Treatment-resistant hypertension (HTN) has been defined in various ways in clinical research. Some definitions go so far as to say which medications should be used before classifying patients as having resistant HTN. Regardless of the definition, the overriding theme of treatment-resistant HTN is that it occurs when several anti-hypertensive drugs are needed to control blood pressure (BP). Studies suggest that treatment-resistant HTN is present in 20% to 30% of patients with HTN. Its prevalence has more than doubled over the past 25 years, and research has linked it to an increased risk of cardiovascular events when compared with patients without treatment-resistant HTN.
“The topic of treatment-resistant HTN has gained attention in recent years,” says Rhonda M. Cooper-DeHoff, PharmD, MS, FAHA, FACC. “The condition increases long-term risk for poor outcomes, regardless of whether or not HTN is controlled or uncontrolled. Unfortunately, we’re lacking important data on the long-term effects of treatment-resistant HTN.” Coronary artery disease (CAD) is among the leading causes of mortality, and treatment-resistant HTN is more common in patients with CAD than without CAD. Little is known, however, about the impact that treatment-resistant HTN has on cardiovascular outcomes in patients with CAD. Such data may inform clinicians on strategies to aggressively manage risk factors.
Identifying Predictors & Impact
In the Journal of Hypertension, Dr. Cooper-DeHoff and colleagues published a study that described the prevalence, predictors, and impact on adverse cardiovascular outcomes of resistant HTN among patients with CAD and HTN. More than 17,000 study participants were divided into three groups according to achieved BP: 1) controlled (BP<140/90 mm Hg on three or fewer drugs); 2) uncontrolled (BP≥140/90 mm Hg on two or fewer drugs); or 3) resistant (BP≥140/90 mm Hg on three drugs or any patient on at least four drugs).
“We found that resistant HTN occurred in 38% of patients with CAD and HTN,” says Dr. Cooper-DeHoff. “Those with resistant HTN were at increased risk for having poorer outcomes.” Several characteristics were associated with an increased risk of resistant HTN, including a history of heart failure, diabetes, and renal insufficiency, among others (Figure 1). Overall, 13 independent predictors of resistant HTN were identified. Many of these characteristics can be obtained noninvasively and help clinicians recognize these patients in the clinic. “The prevalence of resistant HTN in people with CAD and the level of risk were important findings in our analysis,” says Dr. Cooper-DeHoff. “Our results confirm the findings of previous studies and extend them to patients with concomitant CAD and HTN who were well managed. Regardless of how resistant HTN is defined, the condition portends an increased risk of major cardiovascular outcomes, especially non-fatal stroke and mortality.”
With the exception of non-fatal stroke, adverse outcomes did not differ significantly in patients with resistant HTN when compared with those with uncontrolled HTN. The overall prevalence of resistant HTN increased as the number of risk factors increased, ranging from about 25% in participants with no risk factors to higher than 75% in participants with at least eight risk factors (Figure 2). The prevalence of resistant HTN was at least 50% in participants with five or more risk factors. In addition, female sex, increasing age, and BMI were associated with a classification of resistant HTN.
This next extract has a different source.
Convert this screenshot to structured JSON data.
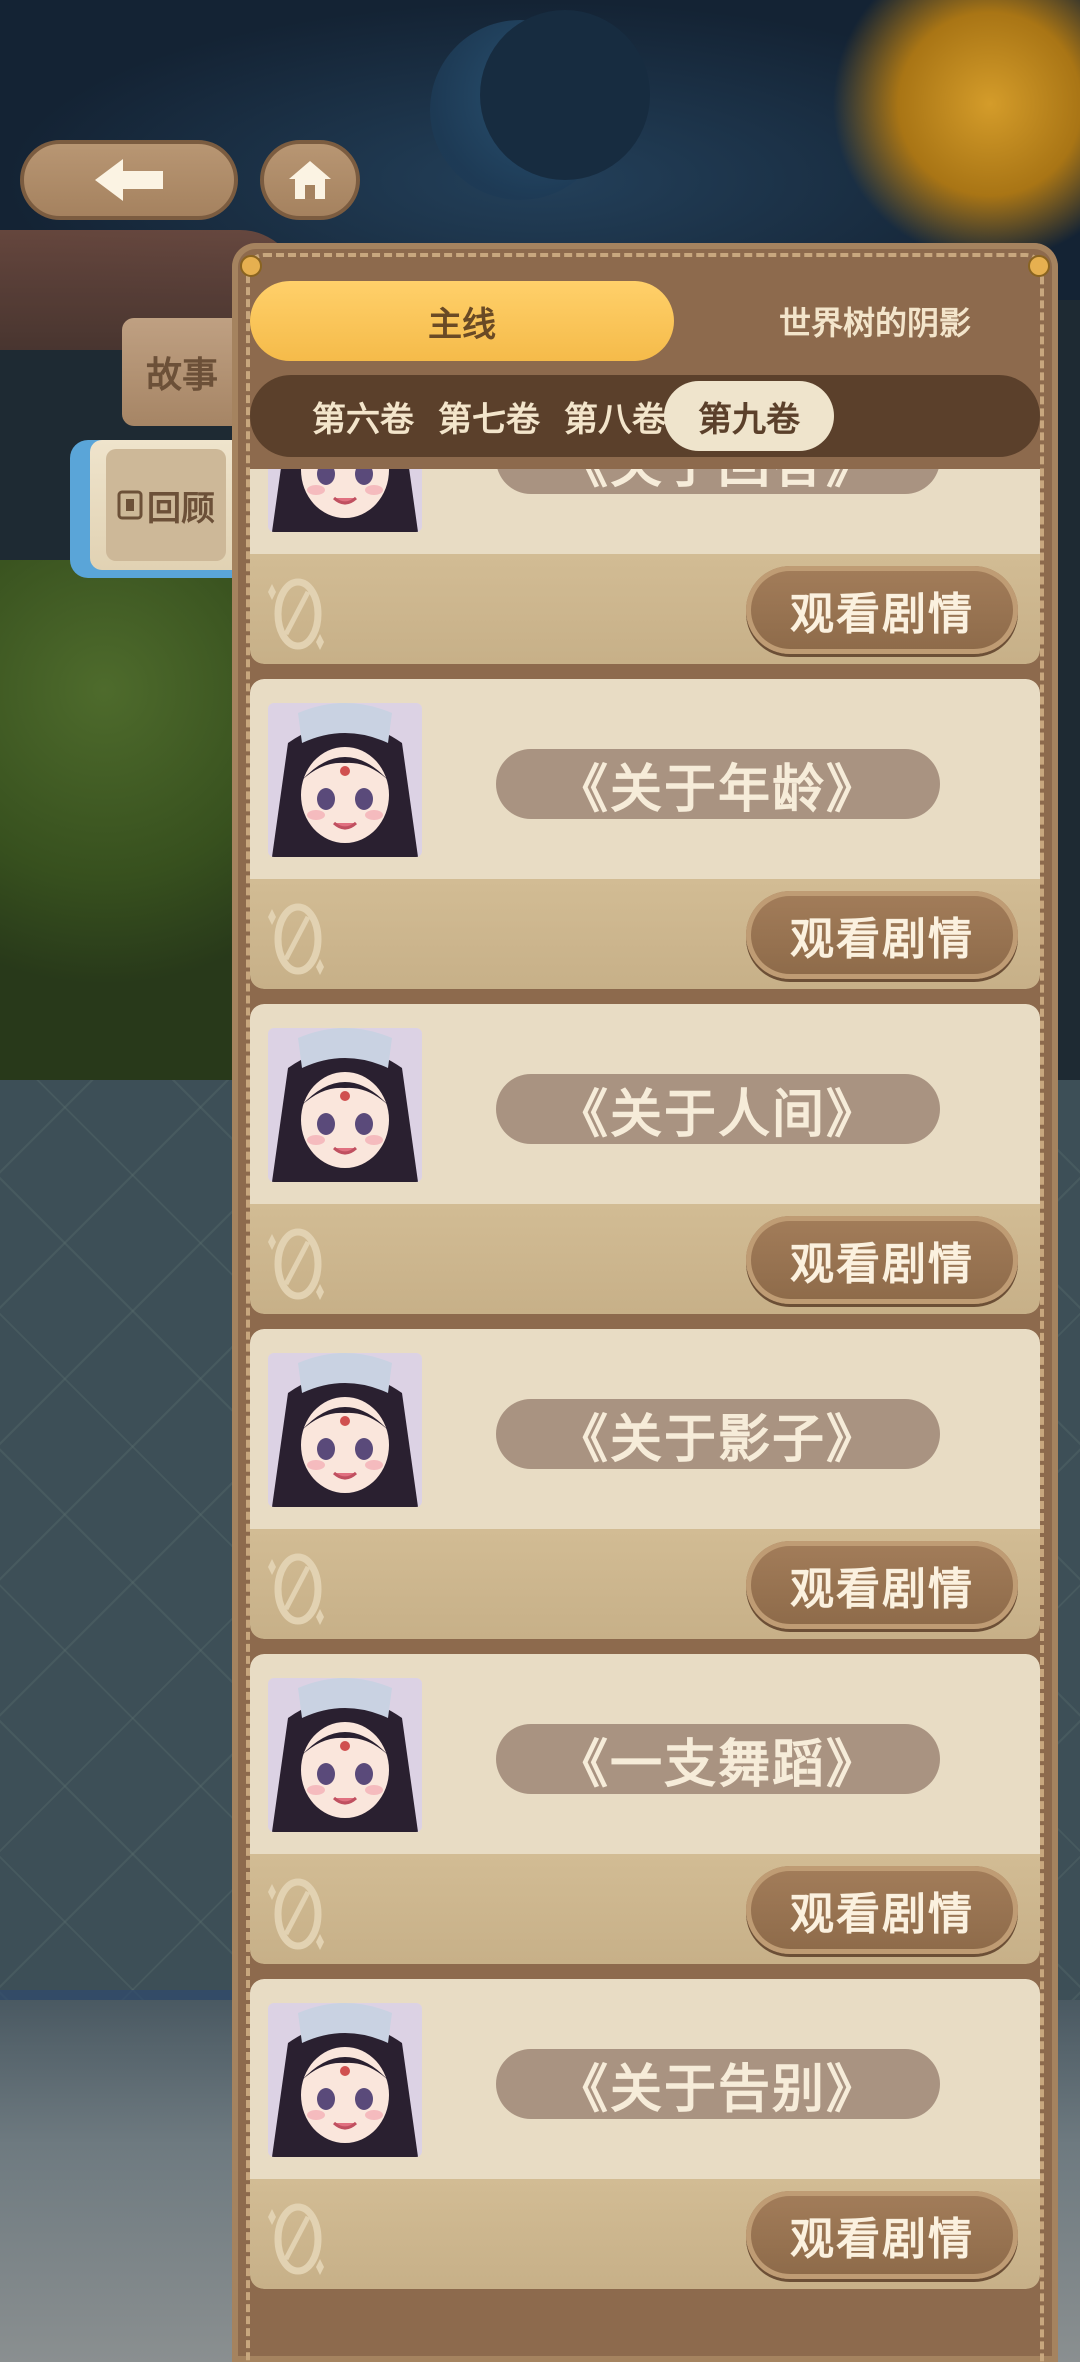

Risk factors for resistant HTN appear to be comparable in patients with HTN with and without established cardiovascular disease. This underscores the need to recognize patients with CAD who are at risk for resistant HTN, Dr. Cooper-DeHoff says. “Many clinicians do not believe in the concept of resistant HTN,” she says. “They may think the phenomenon relates to a lack of patient adherence to therapy. Others believe that resistant HTN results from physician inertia, in which the prescribing of medications or dose titration of these drugs is inadequate. Regardless of how or why these patients become classified with resistant HTN, our data show that these individuals have poor outcomes.”
Clinicians may want to consider alternate therapies, such as renal denervation, as they become available for patients with resistant HTN, says Dr. Cooper-DeHoff. “Particular attention should be paid to those with comorbid cardiovascular diseases, diabetes, and renal insufficiency,” she says. “These characteristics are associated with the greatest risk of developing resistant HTN.”
The findings also have important implications for future research, according to Dr. Cooper-DeHoff. “Within the same dataset from this analysis, we’re currently examining the genetic makeup of patients to spot genetic and pharmacogenetic predictors of resistant HTN,” she says. “This information may help us improve how we target specific drug therapies for patients early in the process of treating their HTN.”